Like other local stations, 18th Street has four tracks and two abandoned side platforms. The two local tracks, which formerly served the station, are used by the 6 train at all times, <6> trains during weekdays in the peak direction, and the 4 train during late nights. The two express tracks are used by the 4 and 5 trains during daytime hours. The platforms were 200 ft long, like at other local stations on the original IRT.

As with other stations built as part of the original IRT, the station was constructed using a cut-and-cover method. The tunnel is covered by a U-shaped trough that contains utility pipes and wires. This trough contains a foundation of concrete no less than 4 in thick. Each former platform consists of 3 in concrete slabs, beneath which are drainage basins. The former platforms contain circular, cast-iron Doric-style columns spaced every 15 ft. Additional columns between the tracks, spaced every 5 ft, support the jack-arched concrete station roofs.
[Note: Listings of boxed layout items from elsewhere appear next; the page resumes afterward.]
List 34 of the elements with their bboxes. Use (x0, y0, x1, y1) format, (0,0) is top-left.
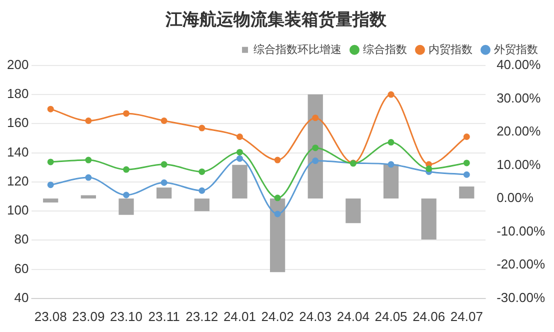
y2-tick-label: -10.00% (496, 223, 546, 238)
y-tick-label: 140 (6, 144, 29, 160)
y2-tick-label: -30.00% (496, 290, 546, 305)
legend-label: 综合指数 (363, 42, 407, 56)
legend-label: 内贸指数 (428, 42, 472, 56)
x-tick-label: 24.06 (412, 308, 446, 324)
y-tick-label: 120 (6, 173, 29, 188)
y-tick-label: 60 (14, 260, 29, 276)
x-tick-label: 23.09 (72, 308, 105, 324)
y-tick-label: 160 (6, 115, 29, 130)
x-tick-label: 24.05 (374, 308, 408, 324)
legend-label: 综合指数环比增速 (254, 42, 342, 56)
y-tick-label: 80 (14, 232, 29, 247)
y-tick-label: 100 (6, 202, 29, 218)
x-tick-label: 23.10 (110, 308, 143, 324)
y-tick-label: 40 (14, 290, 29, 305)
y-tick-label: 180 (6, 86, 29, 102)
x-tick-label: 24.03 (299, 308, 332, 324)
x-tick-label: 24.07 (450, 308, 483, 324)
chart-title: 江海航运物流集装箱货量指数 (164, 10, 388, 29)
x-tick-label: 23.12 (186, 308, 218, 324)
y2-tick-label: 30.00% (496, 90, 542, 106)
y2-tick-label: 10.00% (496, 156, 542, 172)
y-tick-label: 200 (6, 56, 29, 72)
y2-tick-label: 40.00% (496, 56, 542, 72)
y2-tick-label: 20.00% (496, 124, 542, 139)
x-tick-label: 24.02 (261, 308, 294, 324)
y2-tick-label: -20.00% (496, 256, 546, 272)
legend-label: 外贸指数 (494, 42, 538, 56)
y2-tick-label: 0.00% (496, 190, 534, 206)
x-tick-label: 24.04 (336, 308, 370, 324)
x-tick-label: 23.08 (34, 308, 67, 324)
x-tick-label: 23.11 (148, 308, 180, 324)
x-tick-label: 24.01 (223, 308, 256, 324)
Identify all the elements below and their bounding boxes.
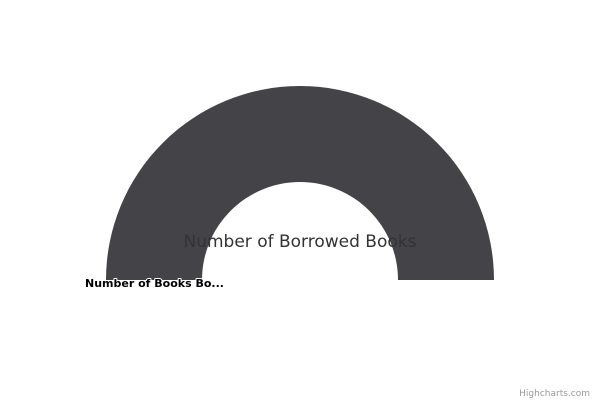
credits-link[interactable]: Highcharts.com [519,389,590,399]
pie-slice-0[interactable] [106,86,494,280]
data-label-0: Number of Books Bo... [85,277,224,290]
chart-title: Number of Borrowed Books [184,232,417,252]
labels-group: Number of Books Bo... [84,276,225,291]
slices-group [106,86,494,280]
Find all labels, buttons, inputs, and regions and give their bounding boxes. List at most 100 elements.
There is a 1 in gap between the trough wall and the platform walls, which are made of 4 in-thick brick covered over by a tiled finish.

The decorative scheme consisted of blue/green tile tablets, buff and violet tile bands, a violet faience cornice, and green faience plaques. The mosaic tiles at all original IRT stations were manufactured by the American Encaustic Tile Company, which subcontracted the installations at each station. The decorative work was performed by tile contractor Manhattan Glass Tile Company and faience contractor Grueby Faience Company. The 18th Street station is fairly well preserved, with the exception of graffiti and some litter.